FOR someone whose coaching philosophy is largely tailored around reducing the impact of whimsical officiating, Saturday’s Rugby Championships defeat at the Patersons Stadium would have been tinged with irony for Springbok coach Heyneke Meyer.

His team had ticked most of the important boxes, but in the final analysis a highly contentious yellow card to Bryan Habana and his team’s failure to go for the Wallaby jugular when they had 20 minutes of dominance at the start of the second half conspired against his side in their

24-23 defeat.

As much as Meyer tossed and turned upon late night reflection on the impact of the card on proceedings, he should hopefully not have lost sight of his team’s culpability in the defeat.

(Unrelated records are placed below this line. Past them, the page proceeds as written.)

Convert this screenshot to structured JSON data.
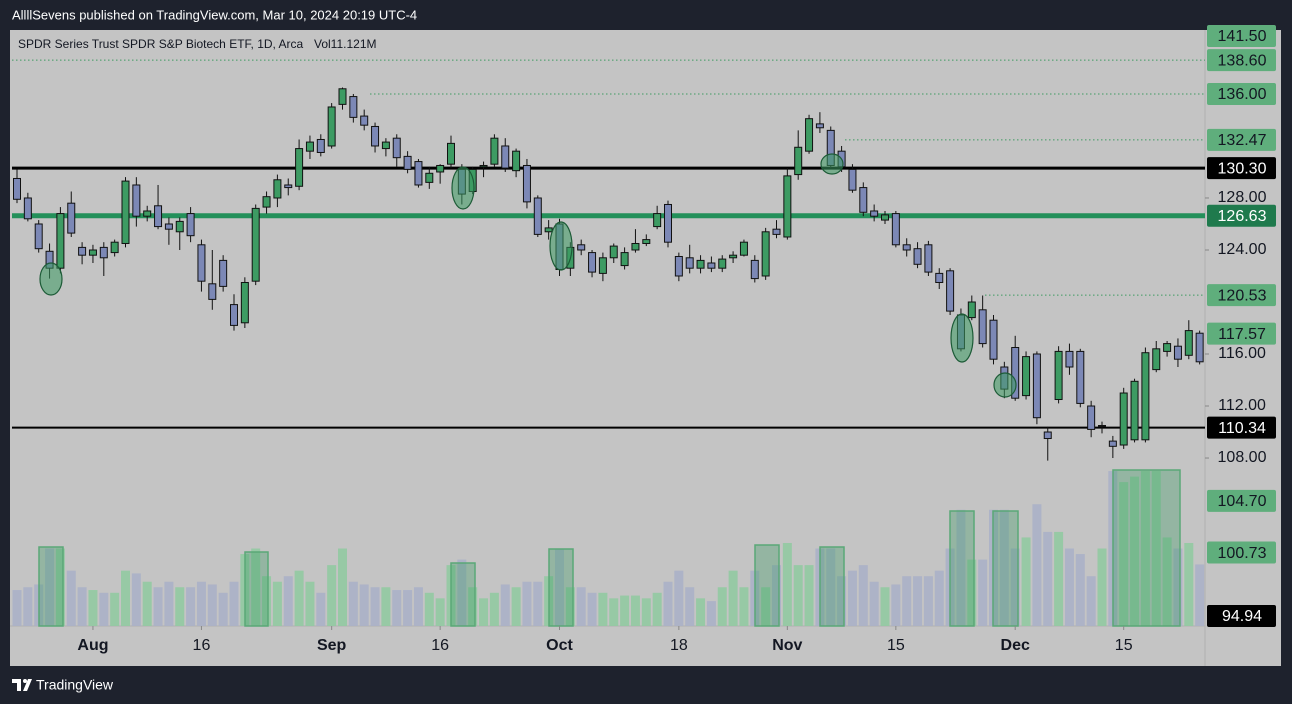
{
  "header": {
    "text": "AllllSevens published on TradingView.com, Mar 10, 2024 20:19 UTC-4"
  },
  "footer": {
    "brand": "TradingView"
  },
  "chart_data": {
    "type": "candlestick",
    "title": "SPDR Series Trust SPDR S&P Biotech ETF, 1D, Arca",
    "volume_legend": "Vol11.121M",
    "categories": [
      null,
      null,
      null,
      null,
      null,
      null,
      null,
      "Aug",
      null,
      null,
      null,
      null,
      null,
      null,
      null,
      null,
      null,
      "16",
      null,
      null,
      null,
      null,
      null,
      null,
      null,
      null,
      null,
      null,
      null,
      "Sep",
      null,
      null,
      null,
      null,
      null,
      null,
      null,
      null,
      null,
      "16",
      null,
      null,
      null,
      null,
      null,
      null,
      null,
      null,
      null,
      null,
      "Oct",
      null,
      null,
      null,
      null,
      null,
      null,
      null,
      null,
      null,
      null,
      "18",
      null,
      null,
      null,
      null,
      null,
      null,
      null,
      null,
      null,
      "Nov",
      null,
      null,
      null,
      null,
      null,
      null,
      null,
      null,
      null,
      "15",
      null,
      null,
      null,
      null,
      null,
      null,
      null,
      null,
      null,
      null,
      "Dec",
      null,
      null,
      null,
      null,
      null,
      null,
      null,
      null,
      null,
      "15",
      null,
      null,
      null,
      null,
      null,
      null,
      null
    ],
    "open": [
      129.5,
      128.0,
      126.0,
      123.9,
      122.6,
      127.6,
      124.2,
      123.6,
      124.2,
      123.8,
      124.5,
      129.0,
      126.6,
      127.4,
      126.0,
      125.4,
      126.8,
      124.4,
      121.4,
      123.2,
      119.8,
      118.4,
      121.6,
      127.3,
      128.0,
      129.0,
      128.9,
      131.6,
      132.5,
      132.0,
      135.2,
      135.8,
      134.3,
      133.5,
      131.8,
      132.6,
      131.2,
      130.8,
      129.2,
      130.0,
      130.6,
      130.2,
      128.5,
      130.4,
      130.6,
      132.0,
      130.1,
      130.5,
      128.0,
      125.4,
      126.0,
      122.6,
      124.4,
      123.8,
      122.2,
      123.4,
      122.8,
      124.0,
      124.5,
      125.8,
      127.5,
      123.5,
      123.4,
      122.6,
      123.0,
      122.6,
      123.4,
      123.6,
      123.2,
      122.0,
      125.6,
      125.0,
      129.8,
      131.6,
      133.7,
      133.2,
      131.6,
      130.2,
      128.8,
      127.0,
      126.3,
      126.8,
      124.4,
      124.1,
      124.4,
      122.2,
      122.4,
      119.0,
      118.8,
      119.4,
      118.6,
      115.0,
      116.5,
      112.8,
      116.0,
      110.0,
      112.5,
      116.2,
      116.2,
      112.0,
      110.5,
      109.3,
      109.0,
      109.4,
      109.4,
      114.8,
      116.2,
      116.6,
      115.9,
      117.6
    ],
    "high": [
      130.2,
      128.4,
      126.3,
      124.5,
      127.3,
      128.5,
      124.6,
      124.4,
      124.6,
      124.8,
      129.6,
      129.6,
      127.4,
      129.0,
      126.5,
      126.5,
      127.3,
      124.8,
      124.0,
      123.6,
      120.6,
      121.9,
      127.5,
      128.5,
      129.8,
      129.5,
      132.5,
      132.8,
      132.9,
      135.3,
      136.5,
      136.0,
      134.8,
      133.8,
      132.6,
      132.9,
      131.6,
      131.0,
      130.4,
      130.6,
      132.8,
      130.6,
      130.4,
      130.8,
      132.9,
      132.6,
      131.8,
      131.0,
      128.2,
      126.3,
      126.4,
      124.6,
      124.8,
      124.0,
      123.8,
      124.5,
      124.2,
      125.6,
      125.2,
      127.4,
      127.8,
      123.8,
      124.4,
      123.6,
      123.5,
      123.6,
      123.9,
      124.8,
      123.6,
      125.7,
      126.3,
      130.3,
      133.2,
      134.4,
      134.6,
      133.5,
      132.0,
      130.6,
      129.2,
      127.5,
      127.0,
      127.0,
      124.9,
      124.6,
      124.7,
      122.6,
      122.6,
      119.5,
      120.5,
      120.5,
      119.0,
      115.4,
      117.4,
      116.2,
      116.2,
      110.4,
      116.6,
      116.8,
      116.4,
      112.4,
      110.8,
      109.7,
      113.4,
      114.1,
      116.5,
      117.0,
      117.0,
      117.2,
      118.6,
      117.8
    ],
    "low": [
      127.6,
      126.2,
      123.8,
      121.8,
      122.2,
      125.0,
      122.9,
      123.0,
      122.0,
      123.5,
      124.2,
      125.8,
      126.2,
      125.6,
      124.4,
      124.0,
      124.6,
      120.8,
      119.4,
      120.8,
      117.8,
      118.0,
      121.3,
      126.8,
      127.3,
      128.2,
      128.6,
      131.0,
      131.2,
      131.8,
      134.8,
      133.8,
      133.2,
      131.5,
      131.2,
      130.4,
      129.9,
      128.8,
      128.7,
      129.1,
      130.3,
      127.5,
      128.3,
      129.6,
      130.4,
      130.0,
      129.6,
      127.2,
      125.0,
      124.8,
      122.0,
      122.0,
      123.6,
      121.9,
      121.6,
      123.0,
      122.5,
      123.8,
      124.3,
      125.6,
      124.2,
      121.6,
      122.2,
      122.2,
      122.3,
      122.3,
      123.0,
      123.5,
      121.5,
      121.7,
      124.9,
      124.8,
      129.4,
      131.4,
      133.0,
      130.3,
      130.0,
      128.4,
      126.6,
      126.2,
      126.0,
      124.2,
      123.5,
      122.6,
      122.0,
      121.0,
      119.0,
      116.2,
      118.6,
      116.5,
      115.2,
      112.6,
      112.4,
      112.5,
      110.6,
      107.8,
      112.2,
      114.4,
      111.9,
      109.6,
      109.9,
      108.0,
      108.7,
      109.2,
      109.2,
      114.6,
      115.8,
      115.0,
      115.6,
      115.2
    ],
    "close": [
      127.9,
      126.4,
      124.1,
      122.6,
      126.8,
      125.3,
      123.6,
      124.0,
      123.4,
      124.6,
      129.3,
      126.6,
      127.0,
      125.8,
      125.6,
      126.2,
      125.1,
      121.6,
      120.2,
      121.2,
      118.2,
      121.5,
      127.2,
      128.1,
      129.4,
      128.8,
      131.8,
      132.3,
      131.5,
      135.0,
      136.4,
      134.2,
      133.6,
      132.0,
      132.3,
      131.1,
      130.2,
      129.0,
      129.9,
      130.5,
      132.2,
      128.3,
      130.2,
      130.5,
      132.6,
      130.3,
      131.6,
      127.7,
      125.2,
      125.7,
      122.5,
      124.2,
      124.0,
      122.3,
      123.4,
      124.3,
      123.8,
      124.5,
      124.8,
      126.8,
      124.6,
      122.0,
      122.6,
      123.2,
      122.6,
      123.3,
      123.6,
      124.6,
      121.8,
      125.4,
      125.2,
      129.7,
      131.9,
      134.1,
      133.4,
      130.5,
      130.4,
      128.6,
      126.9,
      126.6,
      126.7,
      124.4,
      124.0,
      122.9,
      122.3,
      121.5,
      119.3,
      116.4,
      120.0,
      116.8,
      115.6,
      113.3,
      112.6,
      115.8,
      111.1,
      109.5,
      116.2,
      115.0,
      112.2,
      110.2,
      110.5,
      108.9,
      113.0,
      113.9,
      116.1,
      116.4,
      116.8,
      115.6,
      117.8,
      115.4
    ],
    "volume": [
      6.5,
      7,
      7.5,
      14,
      14,
      10,
      7,
      6.5,
      6,
      6,
      10,
      9.5,
      8,
      7,
      8,
      7,
      7,
      8,
      7.5,
      6,
      8,
      13,
      14,
      9,
      8,
      9,
      10,
      8,
      6,
      11,
      14,
      8,
      7.5,
      7,
      7,
      6.5,
      6.5,
      7,
      6,
      5,
      11,
      12,
      7,
      5,
      6,
      7.5,
      7,
      8,
      8,
      9,
      14,
      7,
      7,
      6,
      6,
      5,
      5.5,
      5.5,
      5,
      6,
      8,
      10,
      7,
      5,
      4.5,
      7,
      10,
      7,
      10,
      7,
      11,
      15,
      11,
      11,
      14,
      14,
      9,
      10,
      11,
      8,
      7,
      7.5,
      9,
      9,
      9,
      10,
      14,
      21,
      12,
      12,
      21,
      21,
      14,
      16,
      22,
      17,
      17,
      14,
      13,
      9,
      14,
      28,
      26,
      27,
      28,
      28,
      16,
      14,
      15,
      11.121
    ],
    "up_color": "#3d9b63",
    "down_color": "#7c88b6",
    "volume_up_color": "#8fcaa0",
    "volume_down_color": "#a9b0c8",
    "ylim": [
      95.08,
      140.92
    ],
    "yticks": [
      {
        "value": 108,
        "label": "108.00"
      },
      {
        "value": 112,
        "label": "112.00"
      },
      {
        "value": 116,
        "label": "116.00"
      },
      {
        "value": 124,
        "label": "124.00"
      },
      {
        "value": 128,
        "label": "128.00"
      }
    ],
    "levels": [
      {
        "value": 141.5,
        "label": "141.50",
        "box": "#5fae7c"
      },
      {
        "value": 138.6,
        "label": "138.60",
        "box": "#5fae7c",
        "line": "dotted",
        "color": "#3f9a62"
      },
      {
        "value": 136.0,
        "label": "136.00",
        "box": "#5fae7c",
        "line": "dotted",
        "color": "#3f9a62"
      },
      {
        "value": 132.47,
        "label": "132.47",
        "box": "#5fae7c",
        "line": "dotted",
        "color": "#3f9a62"
      },
      {
        "value": 130.3,
        "label": "130.30",
        "box": "#000000",
        "line": "solid",
        "color": "#000000",
        "width": 3
      },
      {
        "value": 126.63,
        "label": "126.63",
        "box": "#1f7a4d",
        "line": "solid",
        "color": "#23905a",
        "width": 5
      },
      {
        "value": 120.53,
        "label": "120.53",
        "box": "#5fae7c",
        "line": "dotted",
        "color": "#3f9a62"
      },
      {
        "value": 117.57,
        "label": "117.57",
        "box": "#5fae7c"
      },
      {
        "value": 110.34,
        "label": "110.34",
        "box": "#000000",
        "line": "solid",
        "color": "#000000",
        "width": 2
      },
      {
        "value": 104.7,
        "label": "104.70",
        "box": "#5fae7c"
      },
      {
        "value": 100.73,
        "label": "100.73",
        "box": "#5fae7c"
      },
      {
        "value": 94.94,
        "label": "94.94",
        "box": "#000000"
      }
    ]
  }
}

The Springboks had established clear dominance in the third quarter but did not display the inclination to squeeze the life out of the home side. Instead the Boks were content to boot the ball into Perth’s drizzly night sky hoping the Wallabies would fluff their lines in the back three.

Although the Wallabies didn’t have the distance on their kicks to prevent the Boks from setting up camp in their half it also meant that the tourists, with their limited ambition, were satisfied to try and keep the hosts at arm’s length.

That worked until Habana was carded for a high tackle by Irish referee George Clancy which set the game on course for a thrilling climax.

Unlike the Boks the Wallabies opted to hold on to the ball, not out of sense of duty to the paying public with bums on wet seats, but as a mode of survival at the prospect of facing the Boks’ vaunted lineout and inevitable maul.

Bok lock Victor Matfield explained keeping the ball under the protective blanket of the forwards became a lottery. “They countered us well but I’m not so sure it was done all legally. We have to check it in our reviews,” said Matfield.

“When you looked at the weather you’d probably have thought that, that would be a significant part of the game,” said Wallabies coach Ewen McKenzie about the preponderance of tactical kicking by the visitors.

And while the Springboks’ tactical kicking in conception and execution fell short of the mark they still seemed on course before the yellow card threw them into a flat spin.

The Habana sin binning in his 100th Test was a painful reminder of the potential for peril when the natural flow of the game is disturbed by unforeseen circumstance. Meyer’s team had left the door ajar and the Wallabies simply jumped in.